The vomeronasal organ (VNO) is an olfactory structure that detects pheromones and environmental cues. This organ consists of sensory neurons that express evolutionary unrelated groups of transmembrane chemoreceptors. Two of these groups (or repertoires) – the predominant V1R and V2R – are believed to detect airborne and water-soluble molecules, respectively.
It has been suggested that the shift in habitat of early tetrapods from water to land is reflected by an increase in the ratio of V1R/V2R genes. Unfortunately, snakes are missing from this analysis.
Snakes exhibit spectacular and exceptional adaptations that are readily recognizable. Deeply embedded in the popular psyche, snake tongue flicking (whose function is to deliver odorant molecules to the VNO) is for sure one of the characters most readily recognized by the public as "reptilian".

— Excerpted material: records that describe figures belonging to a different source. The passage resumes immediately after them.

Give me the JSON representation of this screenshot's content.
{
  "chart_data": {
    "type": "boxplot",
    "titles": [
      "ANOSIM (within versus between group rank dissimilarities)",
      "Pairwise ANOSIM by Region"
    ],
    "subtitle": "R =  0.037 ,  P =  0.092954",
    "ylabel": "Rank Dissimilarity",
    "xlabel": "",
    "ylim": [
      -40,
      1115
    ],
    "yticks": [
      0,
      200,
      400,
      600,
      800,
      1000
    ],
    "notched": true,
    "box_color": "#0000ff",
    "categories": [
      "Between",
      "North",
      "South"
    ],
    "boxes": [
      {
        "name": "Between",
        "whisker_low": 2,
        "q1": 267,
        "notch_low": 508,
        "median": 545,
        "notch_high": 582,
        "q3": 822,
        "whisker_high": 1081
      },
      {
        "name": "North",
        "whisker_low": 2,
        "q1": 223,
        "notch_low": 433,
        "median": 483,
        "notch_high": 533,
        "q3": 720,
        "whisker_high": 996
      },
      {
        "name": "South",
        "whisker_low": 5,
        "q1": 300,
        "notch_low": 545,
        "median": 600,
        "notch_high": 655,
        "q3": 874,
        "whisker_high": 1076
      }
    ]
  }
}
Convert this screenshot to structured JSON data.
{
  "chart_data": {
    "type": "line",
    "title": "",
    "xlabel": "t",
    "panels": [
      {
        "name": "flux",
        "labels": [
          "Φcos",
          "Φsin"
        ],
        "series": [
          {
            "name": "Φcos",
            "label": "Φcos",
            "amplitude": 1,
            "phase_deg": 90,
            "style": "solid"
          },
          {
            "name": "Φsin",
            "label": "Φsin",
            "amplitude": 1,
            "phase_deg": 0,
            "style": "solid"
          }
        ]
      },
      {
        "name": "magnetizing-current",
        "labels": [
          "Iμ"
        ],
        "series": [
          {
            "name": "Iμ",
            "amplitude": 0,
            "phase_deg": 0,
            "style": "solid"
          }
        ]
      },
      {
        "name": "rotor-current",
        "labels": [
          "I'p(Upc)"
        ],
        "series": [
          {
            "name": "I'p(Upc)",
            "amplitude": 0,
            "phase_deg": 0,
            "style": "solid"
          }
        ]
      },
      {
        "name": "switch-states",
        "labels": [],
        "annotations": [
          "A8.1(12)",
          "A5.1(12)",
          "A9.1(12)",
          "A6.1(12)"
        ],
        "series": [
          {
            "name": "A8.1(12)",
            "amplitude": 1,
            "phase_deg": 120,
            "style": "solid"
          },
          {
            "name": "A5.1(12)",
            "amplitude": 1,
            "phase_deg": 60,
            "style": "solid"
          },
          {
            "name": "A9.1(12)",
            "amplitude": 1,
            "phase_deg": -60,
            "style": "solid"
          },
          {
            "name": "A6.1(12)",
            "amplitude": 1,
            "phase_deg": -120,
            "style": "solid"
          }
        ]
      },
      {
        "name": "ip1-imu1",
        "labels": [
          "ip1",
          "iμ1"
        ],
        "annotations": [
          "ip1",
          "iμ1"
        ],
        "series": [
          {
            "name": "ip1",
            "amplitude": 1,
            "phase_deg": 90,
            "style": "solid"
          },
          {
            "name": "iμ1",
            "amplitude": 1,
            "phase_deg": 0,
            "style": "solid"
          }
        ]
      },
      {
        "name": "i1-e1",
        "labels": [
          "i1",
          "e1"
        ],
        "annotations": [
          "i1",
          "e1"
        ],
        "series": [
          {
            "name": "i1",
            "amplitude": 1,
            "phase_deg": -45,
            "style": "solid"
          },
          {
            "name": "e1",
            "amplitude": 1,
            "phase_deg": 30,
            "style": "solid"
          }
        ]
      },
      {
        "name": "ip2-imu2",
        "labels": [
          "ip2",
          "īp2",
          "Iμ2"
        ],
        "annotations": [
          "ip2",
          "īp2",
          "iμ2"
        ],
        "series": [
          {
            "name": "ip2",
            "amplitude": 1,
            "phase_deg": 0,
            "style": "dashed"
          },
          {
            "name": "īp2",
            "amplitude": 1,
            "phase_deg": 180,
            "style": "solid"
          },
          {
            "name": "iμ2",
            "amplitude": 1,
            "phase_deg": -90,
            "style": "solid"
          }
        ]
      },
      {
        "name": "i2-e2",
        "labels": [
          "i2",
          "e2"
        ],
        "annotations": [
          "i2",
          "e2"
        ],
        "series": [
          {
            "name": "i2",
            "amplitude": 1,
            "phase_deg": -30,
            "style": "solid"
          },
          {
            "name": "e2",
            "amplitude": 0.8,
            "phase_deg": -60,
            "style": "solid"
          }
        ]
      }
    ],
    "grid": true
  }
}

It is likely that the evolutionary success of snakes is largely due to the exceptional development of their VNO. Indeed, the spectacular chemo-sensorial abilities of snakes are due to the exceptional development of their VNO associated with a sophisticated tongue delivery system. Blind snakes can survive in the wild because they rely much more on their VNO than on their visual system!
The laboratory of Pr Michel Milinkovitch, in collaboration with Prof Ivan Rodriguez, both from our department, has used various molecular techniques to analyse the diversity, evolution, and expression pattern of the corn snake vomeronasal receptor repertoires. Their results have been recently published in the «Genome Biology & Evolution» journal.
They indicate that snakes and lizards retain an extremely limited number of V1R genes but exhibit a large number of V2R genes, including multiple lineages of reptile-specific and snake-specific expansions.
Hence, this analyses do not support the hypothesis that the shift to a vomeronasal receptor repertoire dominated by V1Rs in mammals reflects the evolutionary transition of early tetrapods from water to land.
This study sheds light on the evolutionary dynamics of the vomeronasal receptor families in vertebrates and reveals how mammals and squamate reptiles differentially adapted the same ancestral vomeronasal toolbox to succeed in a terrestrial environment.
Finally, the authors show that the peculiar bigenic pattern of V2R vomeronasal receptor gene transcription observed in mammals is conserved in squamate reptiles, hinting at an important but unknown functional role played by this expression strategy.